Anfora a Volute e Ceramica di Gnathia
Anfora a volute "mascheronata" e vasellame da mensa sovraddipinto. Produzione Apula (probabilmente Canosina o Tarantina), Stile di Gnathia. fine IV - inizio III secolo a.C. (ca. 320-300 a.C.). Forma: Grande anfora con anse a volute che terminano in alto con dischi plastici (mascheroni) raffiguranti volti femminili o divinità (spesso identificati con Io o Medusa), decorati in bianco. Una pantera (animale sacro a Dioniso) resa in bianco e giallo, in posizione dinamica tra girali vegetali.
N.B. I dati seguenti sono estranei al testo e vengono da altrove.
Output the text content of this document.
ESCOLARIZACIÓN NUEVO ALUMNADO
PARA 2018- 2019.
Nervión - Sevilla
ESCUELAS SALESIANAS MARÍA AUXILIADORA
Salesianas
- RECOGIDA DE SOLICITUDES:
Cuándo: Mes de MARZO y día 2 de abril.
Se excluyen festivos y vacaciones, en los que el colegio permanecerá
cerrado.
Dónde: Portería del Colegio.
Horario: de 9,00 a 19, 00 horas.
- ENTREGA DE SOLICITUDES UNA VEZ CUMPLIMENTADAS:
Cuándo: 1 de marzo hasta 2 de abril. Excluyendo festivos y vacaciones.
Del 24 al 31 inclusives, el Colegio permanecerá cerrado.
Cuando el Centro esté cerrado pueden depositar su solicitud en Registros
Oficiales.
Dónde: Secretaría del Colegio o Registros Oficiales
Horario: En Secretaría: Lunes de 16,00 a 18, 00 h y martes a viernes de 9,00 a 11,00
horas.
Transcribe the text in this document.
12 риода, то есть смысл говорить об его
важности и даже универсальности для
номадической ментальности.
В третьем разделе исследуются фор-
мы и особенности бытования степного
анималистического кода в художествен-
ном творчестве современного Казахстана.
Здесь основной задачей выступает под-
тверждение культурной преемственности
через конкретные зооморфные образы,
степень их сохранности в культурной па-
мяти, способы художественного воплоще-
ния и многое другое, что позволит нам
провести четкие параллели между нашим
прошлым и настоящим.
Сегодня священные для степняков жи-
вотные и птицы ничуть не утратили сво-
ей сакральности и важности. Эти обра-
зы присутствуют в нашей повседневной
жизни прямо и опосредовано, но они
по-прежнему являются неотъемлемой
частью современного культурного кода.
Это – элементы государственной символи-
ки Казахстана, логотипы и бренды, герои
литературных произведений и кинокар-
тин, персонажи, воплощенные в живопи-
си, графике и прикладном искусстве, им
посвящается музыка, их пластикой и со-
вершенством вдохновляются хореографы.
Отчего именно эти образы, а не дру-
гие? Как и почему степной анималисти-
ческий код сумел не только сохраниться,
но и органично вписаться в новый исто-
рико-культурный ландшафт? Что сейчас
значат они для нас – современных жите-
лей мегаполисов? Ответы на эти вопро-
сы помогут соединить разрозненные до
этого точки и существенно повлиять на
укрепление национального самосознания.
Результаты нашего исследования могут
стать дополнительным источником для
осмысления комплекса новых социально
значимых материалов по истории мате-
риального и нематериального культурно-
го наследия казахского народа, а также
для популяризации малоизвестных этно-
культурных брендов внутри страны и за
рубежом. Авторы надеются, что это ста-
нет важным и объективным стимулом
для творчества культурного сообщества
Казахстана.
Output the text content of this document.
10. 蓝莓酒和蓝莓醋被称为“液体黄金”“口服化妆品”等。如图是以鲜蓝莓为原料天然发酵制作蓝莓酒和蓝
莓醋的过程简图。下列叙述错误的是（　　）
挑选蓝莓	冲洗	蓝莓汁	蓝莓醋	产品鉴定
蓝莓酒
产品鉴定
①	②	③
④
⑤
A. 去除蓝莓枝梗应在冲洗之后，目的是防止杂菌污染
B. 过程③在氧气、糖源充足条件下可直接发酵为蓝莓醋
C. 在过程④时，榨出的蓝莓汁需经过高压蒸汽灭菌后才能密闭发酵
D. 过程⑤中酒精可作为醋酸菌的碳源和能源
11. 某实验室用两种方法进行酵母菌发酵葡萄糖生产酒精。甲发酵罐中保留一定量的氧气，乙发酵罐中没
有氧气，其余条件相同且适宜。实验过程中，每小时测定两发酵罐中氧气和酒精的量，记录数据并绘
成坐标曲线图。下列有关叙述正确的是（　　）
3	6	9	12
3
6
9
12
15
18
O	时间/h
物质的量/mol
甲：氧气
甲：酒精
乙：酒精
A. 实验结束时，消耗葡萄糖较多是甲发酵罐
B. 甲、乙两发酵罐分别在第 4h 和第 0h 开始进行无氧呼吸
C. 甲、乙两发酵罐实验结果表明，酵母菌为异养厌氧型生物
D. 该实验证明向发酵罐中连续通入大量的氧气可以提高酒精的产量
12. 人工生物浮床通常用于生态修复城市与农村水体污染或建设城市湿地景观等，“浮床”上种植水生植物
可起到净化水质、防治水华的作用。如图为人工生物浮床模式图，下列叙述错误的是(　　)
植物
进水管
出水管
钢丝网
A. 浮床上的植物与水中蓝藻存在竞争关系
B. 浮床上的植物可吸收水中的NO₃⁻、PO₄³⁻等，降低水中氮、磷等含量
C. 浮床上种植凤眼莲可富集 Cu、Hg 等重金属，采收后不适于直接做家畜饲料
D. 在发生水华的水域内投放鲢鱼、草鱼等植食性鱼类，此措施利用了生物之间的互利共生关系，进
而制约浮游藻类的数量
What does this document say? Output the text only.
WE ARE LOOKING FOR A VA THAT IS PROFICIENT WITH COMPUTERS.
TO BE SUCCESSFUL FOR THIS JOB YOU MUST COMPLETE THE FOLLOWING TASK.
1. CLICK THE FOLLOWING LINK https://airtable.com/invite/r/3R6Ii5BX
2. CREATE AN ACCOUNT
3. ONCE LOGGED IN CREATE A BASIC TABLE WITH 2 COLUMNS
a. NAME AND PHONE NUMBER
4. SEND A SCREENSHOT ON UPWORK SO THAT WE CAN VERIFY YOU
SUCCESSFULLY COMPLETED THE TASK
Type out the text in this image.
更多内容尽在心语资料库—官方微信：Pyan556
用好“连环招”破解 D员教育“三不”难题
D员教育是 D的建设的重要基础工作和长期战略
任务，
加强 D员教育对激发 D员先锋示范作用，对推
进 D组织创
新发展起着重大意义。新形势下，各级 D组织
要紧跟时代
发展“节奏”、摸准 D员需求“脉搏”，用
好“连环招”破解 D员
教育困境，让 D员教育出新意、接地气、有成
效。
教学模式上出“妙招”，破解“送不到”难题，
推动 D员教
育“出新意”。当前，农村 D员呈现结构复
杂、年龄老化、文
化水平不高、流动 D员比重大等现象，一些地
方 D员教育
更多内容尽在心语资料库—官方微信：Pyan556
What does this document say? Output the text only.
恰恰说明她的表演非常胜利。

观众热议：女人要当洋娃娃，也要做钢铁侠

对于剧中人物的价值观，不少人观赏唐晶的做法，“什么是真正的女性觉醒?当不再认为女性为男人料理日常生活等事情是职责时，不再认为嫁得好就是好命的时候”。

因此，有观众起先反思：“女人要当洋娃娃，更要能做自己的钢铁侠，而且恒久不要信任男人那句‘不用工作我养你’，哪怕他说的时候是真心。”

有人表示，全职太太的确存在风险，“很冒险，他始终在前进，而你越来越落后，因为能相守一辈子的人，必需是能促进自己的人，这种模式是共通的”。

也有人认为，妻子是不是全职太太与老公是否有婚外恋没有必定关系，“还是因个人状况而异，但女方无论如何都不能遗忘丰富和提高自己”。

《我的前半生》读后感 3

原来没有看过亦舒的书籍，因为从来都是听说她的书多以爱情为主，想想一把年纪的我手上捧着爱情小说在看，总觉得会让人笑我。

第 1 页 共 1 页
Un giovane Eros nudo e alato, colto in movimento verso sinistra, fiancheggiato da due grandi rami d'alloro o spighe stilizzate. La tecnica utilizza il bianco per il corpo e il giallo per i dettagli delle ali e degli oggetti, creando un effetto di grande luminosità sul fondo nero. Altri Reperti nella Teca: Oinochoe (a sinistra): Brocca trilobata a vernice nera con decorazione a volute correnti (motivo a onda) sulla pancia, resa in color ocra. Skyphoi (in primo piano e a destra): Tazze da vino decorate con il tipico repertorio "Gnathia": tralci di vite, grappoli d'uva e motivi a reticolo punteggiato. Uno degli skyphoi a destra mostra chiaramente una corona di foglie d'ulivo bianca. L'uso dei mascheroni sulle anse e la ricchezza delle sovraddipinture indicano che questi vasi non erano solo oggetti d'uso, ma veri e propri status symbol. L'iconografia (Eros, la pantera, la vite) è interamente dedicata al mondo del vino e della gioia di vivere, temi centrali nei banchetti delle elite pugliesi dell'epoca. Le testine sulle anse dell'anfora centrale sono quasi "ipnotiche" e mostrano ancora tracce di policromia.